Just days before Harvey took shape in the Gulf of Mexico, FEMA administrator Brock Long went on record advocating for a reduction in federal exposure to flood risk, reported Bloomberg (see: "Trump FEMA Chief Supports Cutting Coverage for Flood-Prone Homes," by Christopher Flavelle). "Brock Long, who was confirmed in June as the administrator at the Federal Emergency Management Agency, said taxpayers shouldn’t be on the hook for homes that keep flooding, and the threshold for triggering federal public assistance after a disaster might be too low," reported Bloomberg. "He also expressed support for an Obama administration idea to make local governments pay more when a hurricane or flood hits."

"One option is limiting coverage for homes that flood over and over again," reported Bloomberg. "Long said he supports keeping those homes out of the program altogether. 'There are a handful of properties that create a large portion of that cost burden,' Long said. 'We’ve got to start there, and at some point cut that off.'"

Craig Fugate, who headed up FEMA during the Obama administration, took a similar stance in an interview with USA Today (see: "Former FEMA chief Craig Fugate argues against rebuilding in flood zones without changes," by Ledyard King). "My simple suggestion is stop growing the problem," said Fugate. "Why are we writing flood insurance (policies) for new construction in flood zones? Think about it: If you’re going to build a new structure in the flood zone, the private sector can insure it. And if they can’t insure it, then why is the public subsidizing that risk? ... Why do we have to focus so much on building the capability to respond to these huge disasters when the fact is we’re building and designing in a way that produces the disasters. Quit calling them natural disasters. They’re just a disaster. They’re only a disaster from a hazard like Harvey based upon how and where we built."
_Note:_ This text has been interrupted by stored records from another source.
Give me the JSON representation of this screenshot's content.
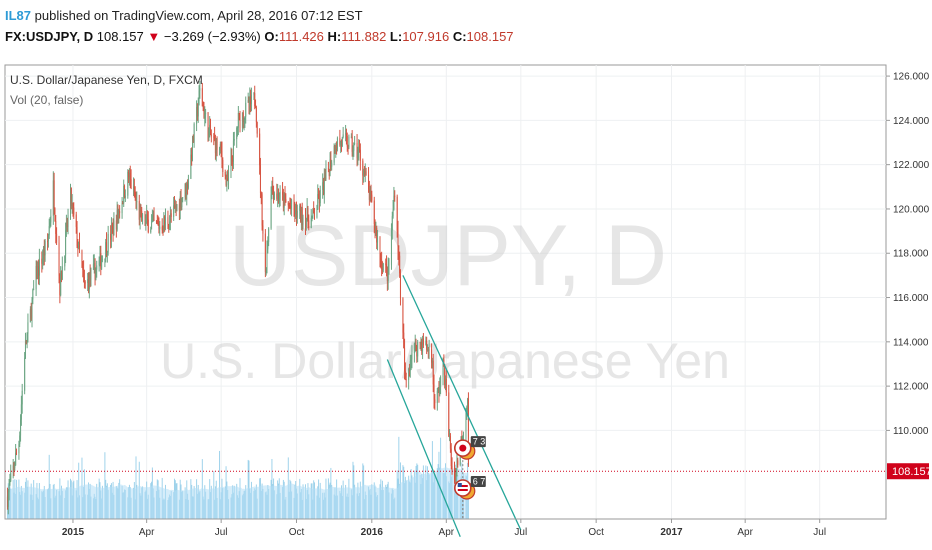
{
  "header": {
    "user": "IL87",
    "published": "published on TradingView.com, April 28, 2016 07:12 EST",
    "symbol": "FX:USDJPY, D",
    "price": "108.157",
    "change_arrow": "▼",
    "change": "−3.269 (−2.93%)",
    "o_label": "O:",
    "o_value": "111.426",
    "h_label": "H:",
    "h_value": "111.882",
    "l_label": "L:",
    "l_value": "107.916",
    "c_label": "C:",
    "c_value": "108.157"
  },
  "legend": {
    "title": "U.S. Dollar/Japanese Yen, D, FXCM",
    "volume": "Vol (20, false)"
  },
  "watermark": {
    "symbol": "USDJPY, D",
    "name": "U.S. Dollar/Japanese Yen"
  },
  "colors": {
    "up": "#6ba583",
    "down": "#d75442",
    "volume": "#8fcbe8",
    "volume_ma": "#b5def5",
    "channel": "#26a69a",
    "price_line": "#d0021b"
  },
  "chart_data": {
    "type": "candlestick",
    "x_range": [
      "2014-10-10",
      "2017-09-20"
    ],
    "y_range": [
      106.0,
      126.5
    ],
    "y_ticks": [
      "126.000",
      "124.000",
      "122.000",
      "120.000",
      "118.000",
      "116.000",
      "114.000",
      "112.000",
      "110.000"
    ],
    "x_ticks": [
      {
        "label": "2015",
        "date": "2015-01-01",
        "bold": true
      },
      {
        "label": "Apr",
        "date": "2015-04-01",
        "bold": false
      },
      {
        "label": "Jul",
        "date": "2015-07-01",
        "bold": false
      },
      {
        "label": "Oct",
        "date": "2015-10-01",
        "bold": false
      },
      {
        "label": "2016",
        "date": "2016-01-01",
        "bold": true
      },
      {
        "label": "Apr",
        "date": "2016-04-01",
        "bold": false
      },
      {
        "label": "Jul",
        "date": "2016-07-01",
        "bold": false
      },
      {
        "label": "Oct",
        "date": "2016-10-01",
        "bold": false
      },
      {
        "label": "2017",
        "date": "2017-01-01",
        "bold": true
      },
      {
        "label": "Apr",
        "date": "2017-04-01",
        "bold": false
      },
      {
        "label": "Jul",
        "date": "2017-07-01",
        "bold": false
      }
    ],
    "last_price": 108.157,
    "last_price_label": "108.157",
    "price_path": [
      [
        "2014-10-13",
        107.0
      ],
      [
        "2014-10-27",
        109.5
      ],
      [
        "2014-11-03",
        113.5
      ],
      [
        "2014-11-17",
        117.0
      ],
      [
        "2014-12-01",
        118.5
      ],
      [
        "2014-12-08",
        121.0
      ],
      [
        "2014-12-16",
        116.5
      ],
      [
        "2014-12-29",
        120.5
      ],
      [
        "2015-01-15",
        116.5
      ],
      [
        "2015-02-02",
        117.5
      ],
      [
        "2015-02-23",
        119.5
      ],
      [
        "2015-03-10",
        121.5
      ],
      [
        "2015-03-25",
        119.5
      ],
      [
        "2015-04-15",
        119.2
      ],
      [
        "2015-05-01",
        119.6
      ],
      [
        "2015-05-20",
        121.0
      ],
      [
        "2015-06-05",
        125.3
      ],
      [
        "2015-06-15",
        123.5
      ],
      [
        "2015-07-01",
        122.5
      ],
      [
        "2015-07-08",
        121.0
      ],
      [
        "2015-07-22",
        124.0
      ],
      [
        "2015-08-12",
        125.0
      ],
      [
        "2015-08-24",
        117.0
      ],
      [
        "2015-08-31",
        121.0
      ],
      [
        "2015-09-10",
        120.5
      ],
      [
        "2015-10-01",
        119.8
      ],
      [
        "2015-10-20",
        119.5
      ],
      [
        "2015-11-03",
        121.0
      ],
      [
        "2015-11-18",
        123.0
      ],
      [
        "2015-12-02",
        123.0
      ],
      [
        "2015-12-17",
        122.5
      ],
      [
        "2015-12-31",
        120.3
      ],
      [
        "2016-01-12",
        117.7
      ],
      [
        "2016-01-21",
        117.0
      ],
      [
        "2016-01-29",
        121.0
      ],
      [
        "2016-02-04",
        117.0
      ],
      [
        "2016-02-11",
        112.0
      ],
      [
        "2016-02-18",
        113.5
      ],
      [
        "2016-03-01",
        114.0
      ],
      [
        "2016-03-14",
        113.5
      ],
      [
        "2016-03-18",
        111.0
      ],
      [
        "2016-03-29",
        113.0
      ],
      [
        "2016-04-07",
        108.5
      ],
      [
        "2016-04-11",
        107.9
      ],
      [
        "2016-04-19",
        109.5
      ],
      [
        "2016-04-27",
        111.5
      ],
      [
        "2016-04-28",
        108.157
      ]
    ],
    "channel_lines": [
      {
        "from": [
          "2016-02-08",
          117.0
        ],
        "to": [
          "2016-07-01",
          105.5
        ]
      },
      {
        "from": [
          "2016-01-20",
          113.2
        ],
        "to": [
          "2016-04-18",
          105.2
        ]
      }
    ],
    "event_markers": [
      {
        "date": "2016-04-26",
        "price": 109.2,
        "badge": "7 3",
        "flag": "jp"
      },
      {
        "date": "2016-04-26",
        "price": 107.4,
        "badge": "6 7",
        "flag": "us"
      }
    ],
    "volume_range": [
      0,
      60
    ]
  }
}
Forecasting the damage: Professional engineer Tim Reinhold, Senior Vice President and Chief Engineer with the Institute for Business and Home Safety, had decades of research into hurricane-resistant construction under his belt, which includes founding the Institute's unique full-scale wind-testing laboratory in South Carolina. In an email to JLC as Irma approached, Reinhold described the lessons to be learned from the storm's impact on Florida, depending on the storm's track. Wrote Reinhold: "A lot will depend on the track and strength when it does make landfall. An East Coast track that comes a bit closer to the coast with stronger winds than last year’s Matthew could be quite costly as it would blast the entire east coast of Florida and may well expose structural weaknesses that didn’t show up in Matthew. What Matthew did show was that light colored (cool roof) shingles had not sealed nearly as well as the darker colored shingles and that those homes with peel-and stick membranes fared well in terms of avoiding water damage. A storm up the spine of the peninsula will expose homes built to lesser requirements and without the same level of inspection and enforcement diligence that we associate with recent construction in coastal communities to high winds and may be a wakeup call for the middle of the state. A west coast track will expose a number of communities such as Tampa with lots of older construction to winds the area has not seen in decades or more. Tampa and Pinellas county , in particular, could suffer a great deal of damage because there has been little to weed out older poorly constructed and/or poorly maintained buildings. Also, there would be a significant amount of tree damage – also because of the lack of storms to weed out week trees."